What do you think about an exit?
Westman: This is our baby. We have so much to do.
Neville: I think we’re a long way from that. We’re in that really exciting time. It’s so exciting to see the kind of talent that we’re attracting [to our team]. We have really great people and an abundance of women. We feel really proud of where we are. We’ve definitely got a lot of work to do. It is very complex, particularly with the way that we’ve approached it, but I think ultimately the consumer can sense it and feel it when they hold the product. Certainly, from a product development perspective, it’s very challenging.
Westman: It’s rewarding. It’s almost like having a baby. You say you’re never going to do it again because it’s so painful and brutal and traumatizing, but then you forget and you’ve done it again, and you’re like, this is the most amazing thing.
Neville: We’ve been developing this Squeaky Clean product [lip balm] for close to three years, and we’re going to launch it next week. We’ve been working on our refillable compact for the best part of two years, and we’re launching it in May.
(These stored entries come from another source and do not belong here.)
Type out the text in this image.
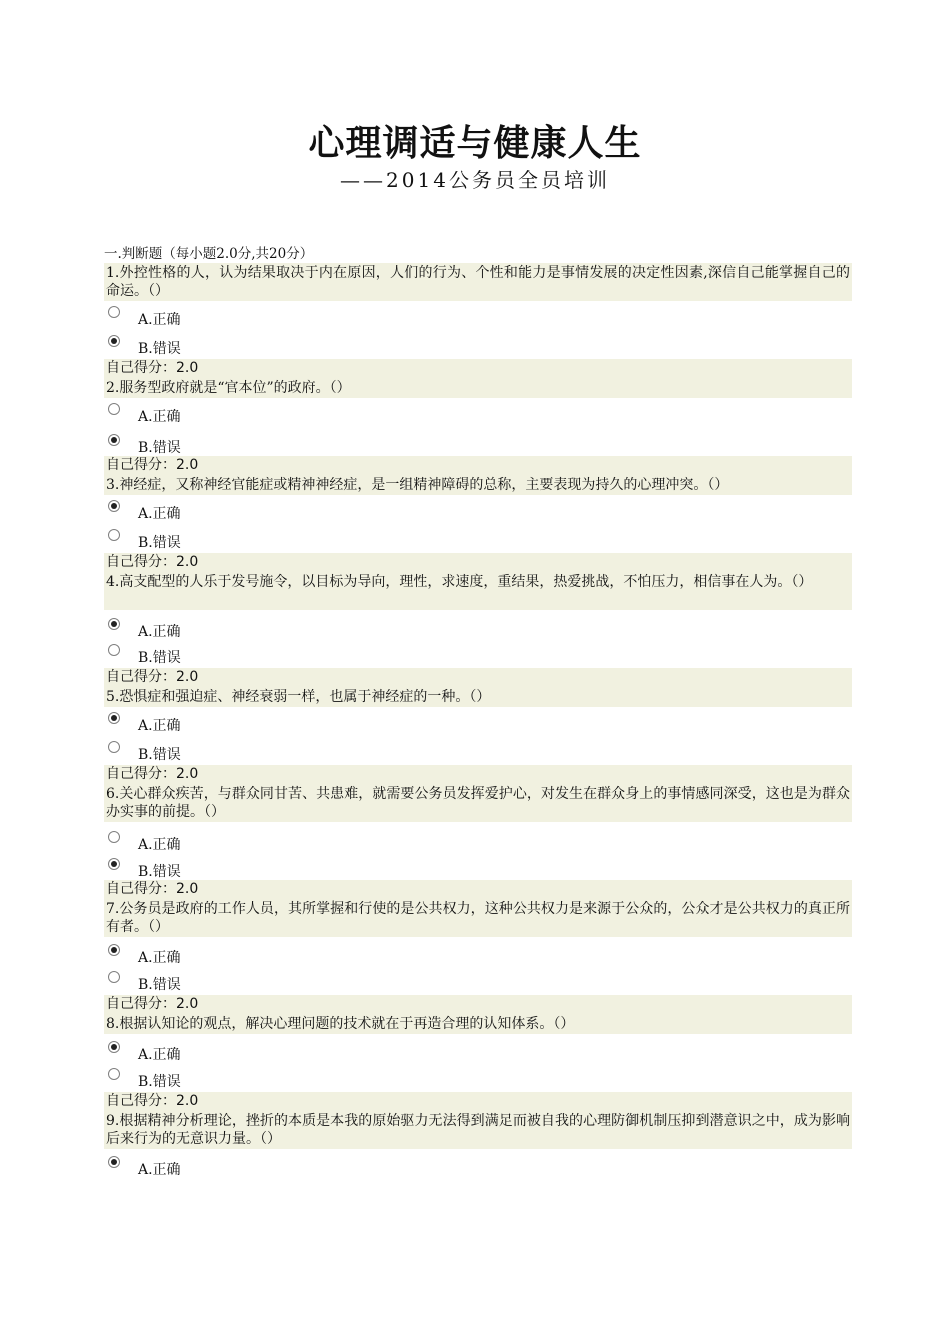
心理调适与健康人生
——2014公务员全员培训
一.判断题（每小题2.0分,共20分）
1.外控性格的人，认为结果取决于内在原因，人们的行为、个性和能力是事情发展的决定性因素,深信自己能掌握自己的命运。（）
A.正确
B.错误
自己得分：2.0
2.服务型政府就是“官本位”的政府。（）
A.正确
B.错误
自己得分：2.0
3.神经症，又称神经官能症或精神神经症，是一组精神障碍的总称，主要表现为持久的心理冲突。（）
A.正确
B.错误
自己得分：2.0
4.高支配型的人乐于发号施令，以目标为导向，理性，求速度，重结果，热爱挑战，不怕压力，相信事在人为。（）
A.正确
B.错误
自己得分：2.0
5.恐惧症和强迫症、神经衰弱一样，也属于神经症的一种。（）
A.正确
B.错误
自己得分：2.0
6.关心群众疾苦，与群众同甘苦、共患难，就需要公务员发挥爱护心，对发生在群众身上的事情感同深受，这也是为群众办实事的前提。（）
A.正确
B.错误
自己得分：2.0
7.公务员是政府的工作人员，其所掌握和行使的是公共权力，这种公共权力是来源于公众的，公众才是公共权力的真正所有者。（）
A.正确
B.错误
自己得分：2.0
8.根据认知论的观点，解决心理问题的技术就在于再造合理的认知体系。（）
A.正确
B.错误
自己得分：2.0
9.根据精神分析理论，挫折的本质是本我的原始驱力无法得到满足而被自我的心理防御机制压抑到潜意识之中，成为影响后来行为的无意识力量。（）
A.正确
Westman: Then, we’ve worked on a few other products for four years, and they’re nowhere in sight yet.
Neville: It takes a long time, and we’re not about just putting out newness. Everything’s got to have a purpose. As we get deeper into some of these projects, I gauge it based on the excitement from the team [since] I don’t use the products. I use some of the skincare, but that’s coming.
Westman: It’s really nice to work this way. Although it has so many challenges, it’s so rewarding because it’s all basically a snapshot of what’s in my head and what I want to create. It’s not anything that’s studied. It’s not coming from a corporation telling me what is needed or anything like that. It’s all organic and authentic. I’m trusting my gut, and it seems like it’s doing OK so far.